Benefits and practical applications

• Fully automated AQbD workflow reduces development time and transcription errors.
• Fit-for-purpose method meets regulatory flexibility within the MODR without further approval.
• High reproducibility and robustness support routine QC of valsartan and nitrosamine impurities.
• Use of QDa Mass Detector ensures reliable peak tracking and identification.

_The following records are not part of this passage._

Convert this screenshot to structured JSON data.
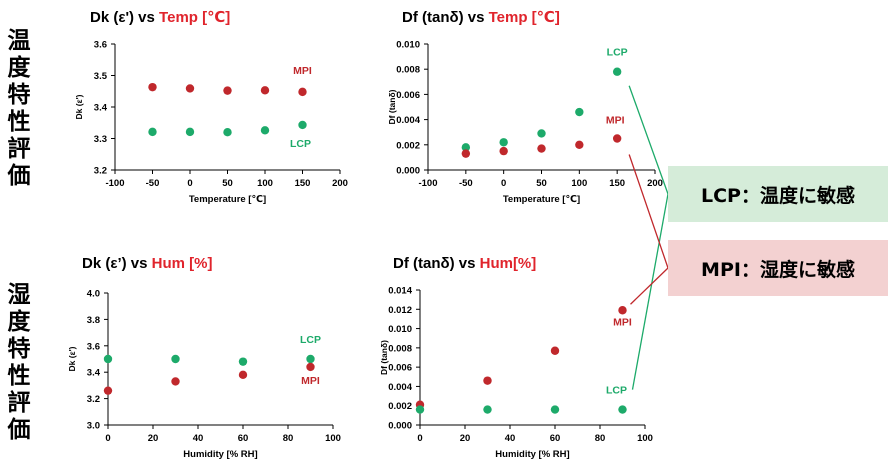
{
  "side_labels": {
    "temp": "温度特性評価",
    "hum": "湿度特性評価"
  },
  "callouts": {
    "lcp": "LCP：温度に敏感",
    "mpi": "MPI：湿度に敏感"
  },
  "colors": {
    "mpi": "#c0282c",
    "lcp": "#1daa6a",
    "accent_red": "#e0242c",
    "lcp_box": "#d5ecd9",
    "mpi_box": "#f3d1d1"
  },
  "chart_data": [
    {
      "type": "scatter",
      "title_prefix": "Dk (ε') vs ",
      "title_suffix": "Temp [℃]",
      "xlabel": "Temperature [℃]",
      "ylabel": "Dk (ε')",
      "xlim": [
        -100,
        200
      ],
      "ylim": [
        3.2,
        3.6
      ],
      "xticks": [
        "-100",
        "-50",
        "0",
        "50",
        "100",
        "150",
        "200"
      ],
      "yticks": [
        "3.2",
        "3.3",
        "3.4",
        "3.5",
        "3.6"
      ],
      "series": [
        {
          "name": "MPI",
          "x": [
            -50,
            0,
            50,
            100,
            150
          ],
          "y": [
            3.463,
            3.459,
            3.452,
            3.453,
            3.448
          ]
        },
        {
          "name": "LCP",
          "x": [
            -50,
            0,
            50,
            100,
            150
          ],
          "y": [
            3.321,
            3.321,
            3.32,
            3.326,
            3.343
          ]
        }
      ]
    },
    {
      "type": "scatter",
      "title_prefix": "Df (tanδ) vs ",
      "title_suffix": "Temp [℃]",
      "xlabel": "Temperature [℃]",
      "ylabel": "Df (tanδ)",
      "xlim": [
        -100,
        200
      ],
      "ylim": [
        0,
        0.01
      ],
      "xticks": [
        "-100",
        "-50",
        "0",
        "50",
        "100",
        "150",
        "200"
      ],
      "yticks": [
        "0.000",
        "0.002",
        "0.004",
        "0.006",
        "0.008",
        "0.010"
      ],
      "series": [
        {
          "name": "LCP",
          "x": [
            -50,
            0,
            50,
            100,
            150
          ],
          "y": [
            0.0018,
            0.0022,
            0.0029,
            0.0046,
            0.0078
          ]
        },
        {
          "name": "MPI",
          "x": [
            -50,
            0,
            50,
            100,
            150
          ],
          "y": [
            0.0013,
            0.0015,
            0.0017,
            0.002,
            0.0025
          ]
        }
      ]
    },
    {
      "type": "scatter",
      "title_prefix": "Dk (ε’) vs ",
      "title_suffix": "Hum [%]",
      "xlabel": "Humidity [% RH]",
      "ylabel": "Dk (ε')",
      "xlim": [
        0,
        100
      ],
      "ylim": [
        3.0,
        4.0
      ],
      "xticks": [
        "0",
        "20",
        "40",
        "60",
        "80",
        "100"
      ],
      "yticks": [
        "3.0",
        "3.2",
        "3.4",
        "3.6",
        "3.8",
        "4.0"
      ],
      "series": [
        {
          "name": "LCP",
          "x": [
            0,
            30,
            60,
            90
          ],
          "y": [
            3.5,
            3.5,
            3.48,
            3.5
          ]
        },
        {
          "name": "MPI",
          "x": [
            0,
            30,
            60,
            90
          ],
          "y": [
            3.26,
            3.33,
            3.38,
            3.44
          ]
        }
      ]
    },
    {
      "type": "scatter",
      "title_prefix": "Df (tanδ) vs ",
      "title_suffix": "Hum[%]",
      "xlabel": "Humidity [% RH]",
      "ylabel": "Df (tanδ)",
      "xlim": [
        0,
        100
      ],
      "ylim": [
        0,
        0.014
      ],
      "xticks": [
        "0",
        "20",
        "40",
        "60",
        "80",
        "100"
      ],
      "yticks": [
        "0.000",
        "0.002",
        "0.004",
        "0.006",
        "0.008",
        "0.010",
        "0.012",
        "0.014"
      ],
      "series": [
        {
          "name": "MPI",
          "x": [
            0,
            30,
            60,
            90
          ],
          "y": [
            0.0021,
            0.0046,
            0.0077,
            0.0119
          ]
        },
        {
          "name": "LCP",
          "x": [
            0,
            30,
            60,
            90
          ],
          "y": [
            0.0016,
            0.0016,
            0.0016,
            0.0016
          ]
        }
      ]
    }
  ]
}
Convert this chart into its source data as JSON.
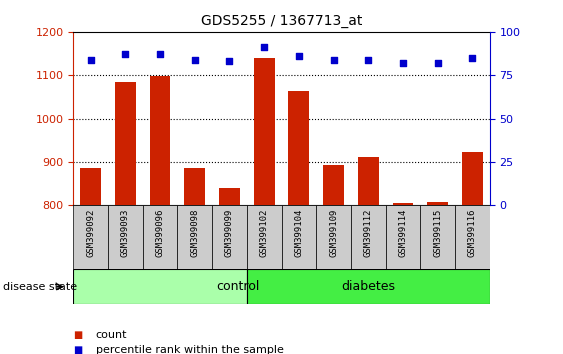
{
  "title": "GDS5255 / 1367713_at",
  "samples": [
    "GSM399092",
    "GSM399093",
    "GSM399096",
    "GSM399098",
    "GSM399099",
    "GSM399102",
    "GSM399104",
    "GSM399109",
    "GSM399112",
    "GSM399114",
    "GSM399115",
    "GSM399116"
  ],
  "counts": [
    887,
    1085,
    1098,
    887,
    840,
    1140,
    1063,
    893,
    912,
    805,
    808,
    922
  ],
  "percentiles": [
    84,
    87,
    87,
    84,
    83,
    91,
    86,
    84,
    84,
    82,
    82,
    85
  ],
  "ylim_left": [
    800,
    1200
  ],
  "ylim_right": [
    0,
    100
  ],
  "yticks_left": [
    800,
    900,
    1000,
    1100,
    1200
  ],
  "yticks_right": [
    0,
    25,
    50,
    75,
    100
  ],
  "bar_color": "#cc2200",
  "dot_color": "#0000cc",
  "n_control": 5,
  "n_diabetes": 7,
  "control_label": "control",
  "diabetes_label": "diabetes",
  "disease_state_label": "disease state",
  "legend_count": "count",
  "legend_percentile": "percentile rank within the sample",
  "control_color": "#aaffaa",
  "diabetes_color": "#44ee44",
  "tick_bg_color": "#cccccc",
  "bar_bottom": 800,
  "figsize": [
    5.63,
    3.54
  ],
  "dpi": 100
}
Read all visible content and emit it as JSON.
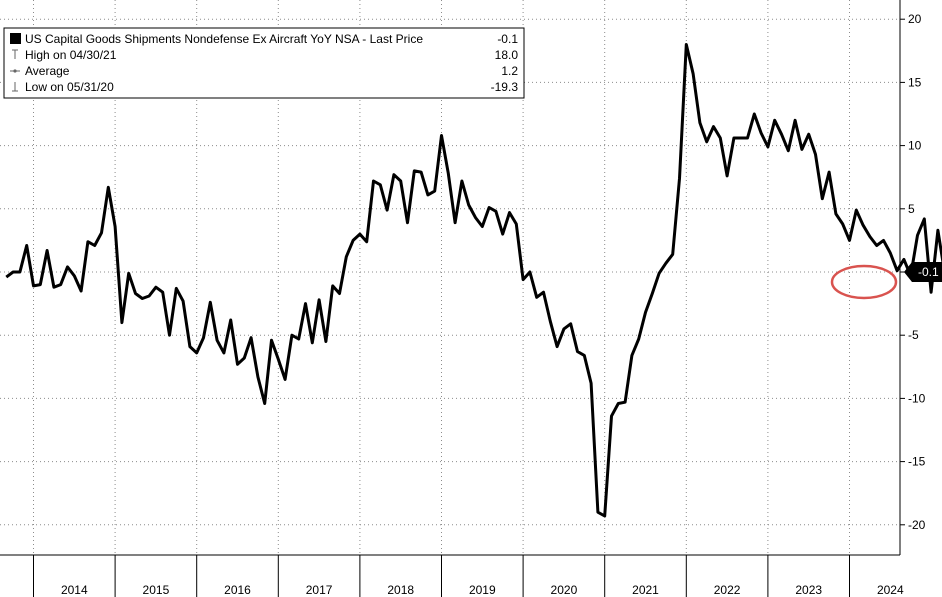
{
  "chart_data": {
    "type": "line",
    "ylim": [
      -23,
      21
    ],
    "yticks": [
      20,
      15,
      10,
      5,
      0,
      -5,
      -10,
      -15,
      -20
    ],
    "ytick_labels": [
      "20",
      "15",
      "10",
      "5",
      "",
      "-5",
      "-10",
      "-15",
      "-20"
    ],
    "year_labels": [
      "2014",
      "2015",
      "2016",
      "2017",
      "2018",
      "2019",
      "2020",
      "2021",
      "2022",
      "2023",
      "2024"
    ],
    "grid": true,
    "legend": {
      "placement": "top-left",
      "series_label": "US Capital Goods Shipments Nondefense Ex Aircraft YoY NSA - Last Price",
      "series_value": "-0.1",
      "high_label": "High on 04/30/21",
      "high_value": "18.0",
      "avg_label": "Average",
      "avg_value": "1.2",
      "low_label": "Low on 05/31/20",
      "low_value": "-19.3"
    },
    "last_value_label": "-0.1",
    "series": [
      {
        "name": "US Capital Goods Shipments Nondefense Ex Aircraft YoY NSA",
        "start": "2013-09",
        "values": [
          -0.4,
          0.0,
          0.0,
          2.1,
          -1.1,
          -1.0,
          1.7,
          -1.2,
          -1.0,
          0.4,
          -0.3,
          -1.5,
          2.4,
          2.1,
          3.1,
          6.7,
          3.6,
          -4.0,
          -0.1,
          -1.7,
          -2.1,
          -1.9,
          -1.2,
          -1.6,
          -5.0,
          -1.3,
          -2.3,
          -5.9,
          -6.4,
          -5.2,
          -2.4,
          -5.4,
          -6.4,
          -3.8,
          -7.3,
          -6.8,
          -5.2,
          -8.3,
          -10.4,
          -5.4,
          -6.9,
          -8.5,
          -5.0,
          -5.3,
          -2.5,
          -5.6,
          -2.2,
          -5.5,
          -1.1,
          -1.7,
          1.2,
          2.5,
          3.0,
          2.4,
          7.2,
          6.9,
          4.9,
          7.7,
          7.2,
          3.9,
          8.0,
          7.9,
          6.1,
          6.4,
          10.8,
          7.8,
          3.9,
          7.2,
          5.3,
          4.3,
          3.6,
          5.1,
          4.8,
          3.0,
          4.7,
          3.8,
          -0.6,
          0.0,
          -2.0,
          -1.6,
          -3.9,
          -5.9,
          -4.5,
          -4.1,
          -6.3,
          -6.6,
          -8.8,
          -19.0,
          -19.3,
          -11.4,
          -10.4,
          -10.3,
          -6.6,
          -5.3,
          -3.2,
          -1.7,
          -0.1,
          0.7,
          1.4,
          7.4,
          18.0,
          15.7,
          11.8,
          10.3,
          11.5,
          10.6,
          7.6,
          10.6,
          10.6,
          10.6,
          12.5,
          11.0,
          9.9,
          12.0,
          10.9,
          9.6,
          12.0,
          9.7,
          10.9,
          9.3,
          5.8,
          7.9,
          4.6,
          3.8,
          2.5,
          4.9,
          3.7,
          2.8,
          2.1,
          2.5,
          1.5,
          0.1,
          1.0,
          -0.3,
          2.9,
          4.2,
          -1.6,
          3.3,
          -0.1
        ]
      }
    ]
  }
}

Future trends and potential applications

• Integration of AI-driven optimization and predictive modeling for further method refinement.
• Extension of AQbD strategies to other pharmaceutical compounds and impurity profiles.
• Advancements in real-time monitoring and in-line detection using novel detectors.
• Broader adoption of automated CDS-Lab software ecosystems for comprehensive lifecycle method management.

Conclusion

The combined AQbD approach with DryLab and Empower software on an ACQUITY UPLC H-Class system provides a robust, reproducible UPLC-MS method for valsartan and nitrosamine impurities, ensuring regulatory compliance and efficient routine analysis.

References

1. ICH S2 (R1) Genotoxicity Testing and Data Interpretation for Pharmaceuticals Intended for Human Use, 2012.
2. ICH Q8(R2) Pharmaceutical Development, 2009.
3. Reid GL et al. Analytical Quality by Design (AQbD) in Pharmaceutical Development, Am Pharm Rev, 2013.
4. Chatfield MA et al. Evaluating Progress in Analytical Quality by Design, 2017.
5. Alkhateeb FL, Rainville P. Software-Assisted AQbD for UPLC-MS Analysis of Formoterol and Budesonide, Waters, 2019.
6. Fekete S, Molnár I. Software-Assisted Method Development in HPLC, World Scientific, 2018.